Selon une habitude maintenant bien ancrée, Nicolas DUFOURCQ assène des vérités sur l’économie française qui sont objectivées par un grand nombre de statistiques et d’analyses propres, et » justifiées », dans une deuxième partie de l’ouvrage par des témoignages et entretiens. Son constat est le suivant : « Le secret de famille de la société française n’est pas la dette. Tout le monde en connait l’existence. Mais c’est qu’elle est sociale. Deux tiers de la dette publique française financent des prestations sociales. Il s’agit d’un crédit à la consommation, et non d’un investissement dans l’avenir. Elle paie les factures mensuelles de millions de nos concitoyens ».
Ce « défaut » de l’économie française ne date pas d’hier mais suit une lente dérive s’inscrivant dans 11 périodes depuis 1969, époque de « nouveaux droits et grands prélèvements » à celle des « infortunes du COVID » en passant par « les débuts du franc fort », « les marchés font tourner la gauche », « la crise financière » de 2007-2012, et deux « occasions manquées » en 1988-1993 puis 1997-2002.

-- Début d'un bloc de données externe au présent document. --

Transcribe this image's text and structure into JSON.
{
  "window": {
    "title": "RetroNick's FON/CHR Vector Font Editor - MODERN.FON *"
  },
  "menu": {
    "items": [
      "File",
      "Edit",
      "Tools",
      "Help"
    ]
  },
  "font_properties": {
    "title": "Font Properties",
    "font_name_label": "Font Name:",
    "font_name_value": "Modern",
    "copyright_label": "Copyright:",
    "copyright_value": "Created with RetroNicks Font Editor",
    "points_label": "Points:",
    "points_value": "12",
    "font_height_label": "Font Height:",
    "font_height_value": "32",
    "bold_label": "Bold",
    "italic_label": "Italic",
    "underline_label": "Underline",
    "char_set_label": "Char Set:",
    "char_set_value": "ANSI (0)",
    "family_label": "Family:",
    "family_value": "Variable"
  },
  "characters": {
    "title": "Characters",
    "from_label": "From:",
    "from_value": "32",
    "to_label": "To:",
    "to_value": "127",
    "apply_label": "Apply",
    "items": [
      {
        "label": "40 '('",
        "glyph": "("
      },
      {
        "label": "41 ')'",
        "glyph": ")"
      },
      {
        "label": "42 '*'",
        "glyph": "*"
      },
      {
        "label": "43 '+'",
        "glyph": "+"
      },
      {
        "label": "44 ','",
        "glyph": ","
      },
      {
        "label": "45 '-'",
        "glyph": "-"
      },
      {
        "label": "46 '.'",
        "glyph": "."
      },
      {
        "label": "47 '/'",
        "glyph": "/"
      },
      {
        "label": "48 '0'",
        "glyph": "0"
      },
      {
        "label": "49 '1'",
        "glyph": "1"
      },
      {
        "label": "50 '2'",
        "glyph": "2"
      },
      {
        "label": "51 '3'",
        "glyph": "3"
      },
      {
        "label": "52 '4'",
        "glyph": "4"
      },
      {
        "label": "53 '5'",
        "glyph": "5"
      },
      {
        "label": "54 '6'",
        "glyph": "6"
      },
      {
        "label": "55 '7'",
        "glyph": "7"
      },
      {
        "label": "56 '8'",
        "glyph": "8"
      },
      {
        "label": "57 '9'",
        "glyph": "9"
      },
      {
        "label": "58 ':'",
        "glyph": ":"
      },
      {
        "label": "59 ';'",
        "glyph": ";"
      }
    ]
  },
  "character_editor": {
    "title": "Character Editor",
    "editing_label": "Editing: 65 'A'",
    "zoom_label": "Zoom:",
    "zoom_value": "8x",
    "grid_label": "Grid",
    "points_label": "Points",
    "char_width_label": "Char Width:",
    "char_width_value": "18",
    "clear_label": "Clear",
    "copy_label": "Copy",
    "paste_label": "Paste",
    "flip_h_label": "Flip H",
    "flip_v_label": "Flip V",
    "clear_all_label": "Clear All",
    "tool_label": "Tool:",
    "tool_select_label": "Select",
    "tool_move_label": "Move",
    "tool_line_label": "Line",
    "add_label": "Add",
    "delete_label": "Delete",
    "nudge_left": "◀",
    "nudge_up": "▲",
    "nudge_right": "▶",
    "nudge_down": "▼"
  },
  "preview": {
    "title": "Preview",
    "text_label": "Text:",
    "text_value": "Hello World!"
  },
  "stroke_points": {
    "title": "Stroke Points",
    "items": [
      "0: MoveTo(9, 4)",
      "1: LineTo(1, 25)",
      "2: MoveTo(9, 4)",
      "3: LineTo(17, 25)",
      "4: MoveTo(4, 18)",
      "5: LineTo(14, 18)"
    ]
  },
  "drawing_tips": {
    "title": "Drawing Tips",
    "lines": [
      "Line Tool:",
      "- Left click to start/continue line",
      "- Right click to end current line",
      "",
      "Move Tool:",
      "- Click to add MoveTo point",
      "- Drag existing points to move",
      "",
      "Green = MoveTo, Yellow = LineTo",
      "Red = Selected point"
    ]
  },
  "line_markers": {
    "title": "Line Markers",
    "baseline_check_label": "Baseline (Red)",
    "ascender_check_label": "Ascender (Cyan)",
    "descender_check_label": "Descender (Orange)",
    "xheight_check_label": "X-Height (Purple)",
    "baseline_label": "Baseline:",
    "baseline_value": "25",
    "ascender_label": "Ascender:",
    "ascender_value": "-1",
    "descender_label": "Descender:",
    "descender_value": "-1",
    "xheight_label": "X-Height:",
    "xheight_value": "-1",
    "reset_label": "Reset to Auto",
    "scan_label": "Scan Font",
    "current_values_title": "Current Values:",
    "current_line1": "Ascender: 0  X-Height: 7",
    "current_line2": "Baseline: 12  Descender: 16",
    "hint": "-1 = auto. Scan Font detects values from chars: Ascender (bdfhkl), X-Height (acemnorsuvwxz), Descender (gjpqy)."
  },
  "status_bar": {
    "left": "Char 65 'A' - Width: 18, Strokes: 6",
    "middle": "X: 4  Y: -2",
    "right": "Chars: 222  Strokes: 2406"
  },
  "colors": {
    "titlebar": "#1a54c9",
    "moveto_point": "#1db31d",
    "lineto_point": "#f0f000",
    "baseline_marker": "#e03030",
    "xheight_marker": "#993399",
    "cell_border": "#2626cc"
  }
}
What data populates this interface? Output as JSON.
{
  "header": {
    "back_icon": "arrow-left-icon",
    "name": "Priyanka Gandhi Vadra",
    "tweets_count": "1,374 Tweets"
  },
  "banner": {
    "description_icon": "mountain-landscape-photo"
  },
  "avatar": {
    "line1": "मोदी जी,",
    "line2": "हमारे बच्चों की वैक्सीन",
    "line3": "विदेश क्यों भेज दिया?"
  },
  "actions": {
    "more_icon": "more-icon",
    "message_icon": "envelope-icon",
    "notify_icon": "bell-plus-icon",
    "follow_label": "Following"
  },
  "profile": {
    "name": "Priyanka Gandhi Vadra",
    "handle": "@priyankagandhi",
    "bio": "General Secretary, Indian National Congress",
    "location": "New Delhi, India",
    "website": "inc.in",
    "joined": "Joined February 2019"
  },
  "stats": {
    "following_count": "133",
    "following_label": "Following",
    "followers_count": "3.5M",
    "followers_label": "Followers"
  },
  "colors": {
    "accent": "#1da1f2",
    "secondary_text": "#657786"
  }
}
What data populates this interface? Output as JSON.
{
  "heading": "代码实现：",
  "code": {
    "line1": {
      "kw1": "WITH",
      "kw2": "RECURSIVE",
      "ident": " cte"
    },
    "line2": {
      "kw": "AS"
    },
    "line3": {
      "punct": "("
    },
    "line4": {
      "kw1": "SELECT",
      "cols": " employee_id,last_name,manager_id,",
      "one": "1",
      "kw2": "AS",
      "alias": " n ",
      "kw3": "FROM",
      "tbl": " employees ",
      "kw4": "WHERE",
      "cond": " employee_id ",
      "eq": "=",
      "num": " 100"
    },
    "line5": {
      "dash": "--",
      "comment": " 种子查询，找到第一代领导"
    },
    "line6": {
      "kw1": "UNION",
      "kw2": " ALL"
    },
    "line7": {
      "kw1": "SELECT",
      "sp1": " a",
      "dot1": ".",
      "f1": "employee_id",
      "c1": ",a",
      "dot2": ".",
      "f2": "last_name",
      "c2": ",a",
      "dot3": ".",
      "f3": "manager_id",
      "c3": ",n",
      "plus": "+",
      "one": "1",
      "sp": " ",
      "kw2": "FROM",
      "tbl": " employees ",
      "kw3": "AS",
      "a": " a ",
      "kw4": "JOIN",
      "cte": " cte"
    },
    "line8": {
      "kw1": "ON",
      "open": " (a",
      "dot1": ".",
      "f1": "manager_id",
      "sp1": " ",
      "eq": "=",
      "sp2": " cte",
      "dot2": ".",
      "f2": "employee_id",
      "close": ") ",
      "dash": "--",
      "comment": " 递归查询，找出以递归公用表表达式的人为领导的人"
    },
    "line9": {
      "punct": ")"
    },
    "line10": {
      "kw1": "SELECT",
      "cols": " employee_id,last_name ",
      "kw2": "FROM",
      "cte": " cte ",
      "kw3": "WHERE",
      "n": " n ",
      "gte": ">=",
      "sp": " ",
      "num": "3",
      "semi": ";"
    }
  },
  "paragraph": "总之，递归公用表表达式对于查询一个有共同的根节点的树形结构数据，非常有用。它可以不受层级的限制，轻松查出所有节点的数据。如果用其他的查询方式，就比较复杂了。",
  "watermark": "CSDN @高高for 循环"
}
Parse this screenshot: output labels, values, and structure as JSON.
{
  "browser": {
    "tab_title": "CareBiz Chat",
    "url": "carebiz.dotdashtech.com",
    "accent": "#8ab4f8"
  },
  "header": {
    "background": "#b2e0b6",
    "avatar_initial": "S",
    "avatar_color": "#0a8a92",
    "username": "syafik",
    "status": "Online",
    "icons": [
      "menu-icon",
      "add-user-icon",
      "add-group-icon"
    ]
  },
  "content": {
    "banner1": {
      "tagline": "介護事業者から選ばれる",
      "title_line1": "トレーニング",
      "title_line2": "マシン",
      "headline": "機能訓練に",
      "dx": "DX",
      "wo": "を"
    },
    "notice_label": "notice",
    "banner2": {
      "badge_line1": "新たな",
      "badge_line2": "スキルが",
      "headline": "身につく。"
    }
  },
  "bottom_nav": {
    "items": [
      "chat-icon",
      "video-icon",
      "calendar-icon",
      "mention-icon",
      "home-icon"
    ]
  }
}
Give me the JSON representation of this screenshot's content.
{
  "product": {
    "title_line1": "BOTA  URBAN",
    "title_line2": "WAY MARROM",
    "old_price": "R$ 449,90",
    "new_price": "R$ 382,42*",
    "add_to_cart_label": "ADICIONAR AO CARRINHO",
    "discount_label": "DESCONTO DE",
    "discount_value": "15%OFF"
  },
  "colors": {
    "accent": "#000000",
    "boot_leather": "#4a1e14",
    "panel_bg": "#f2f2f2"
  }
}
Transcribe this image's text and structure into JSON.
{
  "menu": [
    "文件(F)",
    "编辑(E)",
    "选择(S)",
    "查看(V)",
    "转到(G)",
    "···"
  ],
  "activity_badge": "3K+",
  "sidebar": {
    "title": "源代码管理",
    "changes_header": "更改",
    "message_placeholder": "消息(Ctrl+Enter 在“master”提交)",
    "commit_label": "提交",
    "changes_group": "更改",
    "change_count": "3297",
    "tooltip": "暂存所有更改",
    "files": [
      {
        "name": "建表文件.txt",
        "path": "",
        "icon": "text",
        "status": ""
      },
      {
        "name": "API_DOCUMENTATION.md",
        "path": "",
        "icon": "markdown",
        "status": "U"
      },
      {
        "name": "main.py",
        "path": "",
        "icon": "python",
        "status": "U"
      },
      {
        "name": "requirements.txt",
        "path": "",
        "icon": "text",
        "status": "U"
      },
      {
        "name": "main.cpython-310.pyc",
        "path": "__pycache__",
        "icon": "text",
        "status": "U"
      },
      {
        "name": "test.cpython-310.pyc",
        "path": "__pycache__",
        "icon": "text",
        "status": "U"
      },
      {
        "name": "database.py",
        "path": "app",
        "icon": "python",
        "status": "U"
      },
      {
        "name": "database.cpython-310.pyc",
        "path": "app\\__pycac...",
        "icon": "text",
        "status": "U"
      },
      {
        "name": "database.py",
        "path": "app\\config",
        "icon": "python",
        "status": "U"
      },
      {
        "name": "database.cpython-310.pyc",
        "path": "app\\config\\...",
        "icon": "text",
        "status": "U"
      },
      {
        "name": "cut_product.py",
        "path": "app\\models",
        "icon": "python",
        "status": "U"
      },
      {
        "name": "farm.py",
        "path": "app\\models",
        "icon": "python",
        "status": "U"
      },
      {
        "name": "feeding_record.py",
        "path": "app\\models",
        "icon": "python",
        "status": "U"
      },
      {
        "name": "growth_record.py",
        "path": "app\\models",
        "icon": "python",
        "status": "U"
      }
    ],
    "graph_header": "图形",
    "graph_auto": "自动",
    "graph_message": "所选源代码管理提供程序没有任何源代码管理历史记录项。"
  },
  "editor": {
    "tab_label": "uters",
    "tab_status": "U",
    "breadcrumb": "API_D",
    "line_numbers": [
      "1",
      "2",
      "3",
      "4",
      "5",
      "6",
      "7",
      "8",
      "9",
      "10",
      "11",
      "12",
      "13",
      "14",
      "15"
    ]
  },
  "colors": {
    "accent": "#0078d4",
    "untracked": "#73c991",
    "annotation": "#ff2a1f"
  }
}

On distingue que les responsabilités ne sont pas liées spécifiquement à des programmes de droite ou de gauche en tant que tels mais à une suite de renoncements, d’ambitions mal venues. Toutefois, ils semblent que des décisions à contre-courant ont été nombreuses : ouvertures de nombreux droits lors du premier choc pétrolier, 35 heures lors de la reprise mondiale en 1997 et de l’arrivée active de la Chine dans les échanges mondiaux et le « manque de chance » de la crise de 2007 et le COVID en 2020. Manque de chance ou insuffisante préparation du pays à une résilience endogène face aux désordres mondiaux. Il convenait alors de compter « sur les autres », un plan européen, un soutien « quasi garanti » de la part de la BCE, une reprise en Allemagne depuis 2024, tous signes d’une perte de contrôle par la France de son destin ! Et la discussion actuelle au Parlement se concentre sur un trimestre de retraite et la taxation. Le propre de l’addiction à la dette sociale liée au fait que « l’Etat n’a pas su protéger ses citoyens en 39-45 » et que le Conseil National de la Résistance a décidé de « corriger » cette erreur…ad vitam, indépendamment des évolutions du monde.
Cela a conduit à entretenir une fiction selon laquelle il y avait d’un côté la Sécurité Sociale avec des cotisations considérées comme des primes d’assurance, et de l’autre ce qu’on a appelé « l’assistance ». Sauf qu’en parallèle, l’Etat a créé de « nouvelles solidarités et un continent de droits sociaux, non liés au travail » avec des transferts dans tous les sens conduisant à ce que 58% des dépenses publiques soit d’ordre sociales. Ainsi « le cheval du social galope devant le cheval de l’économie car il est dopé à la poudre blanche de la dette ».
Quelques verbatim illustrent le propos. « Les partenaires sociaux n’hésiteront pas à augmenter les cotisations sociales de façon systématique, entrainant une hausse du coût du travail annonciateur du chômage de masse des années 1980-1990 ». « Raymond Barre, lui-même ne croyait pas à la possibilité de baisser les prélèvements obligatoires ». « On peut dire qu’aujourd’hui, une partie des 80 Milliards d’euros d’allègement de charges sociales dans le budget de l’Etat viennent compenser des décisions d’augmentation de cotisations prises dans les années 1970 par Raymond Barre »
Tous responsables, mais aucun n’est coupable ; or sans prise de conscience des responsabilités, aucune solution systémique ne peut valablement être pensée ni a fortiori mise en œuvre.
Un Etat providence exige une démocratie mature, et la nôtre ne l’a pas été. C’est notre lenteur et nos retards que nous payons. Il faut affirmer le droit des Français de demain à ne pas être chargés du souci de rembourser la dette de consommation de leurs grands-parents. « Les esprits sont mûrs, selon l’auteur, pour une règle d’airain » et « s’il n’y a pas d’autre moyen que d’imposer une règle d’équilibre des dépenses sociales, alors il faudra proposer aux Français de l’imposer par ordonnance au lendemain d’une élection présidentielle ».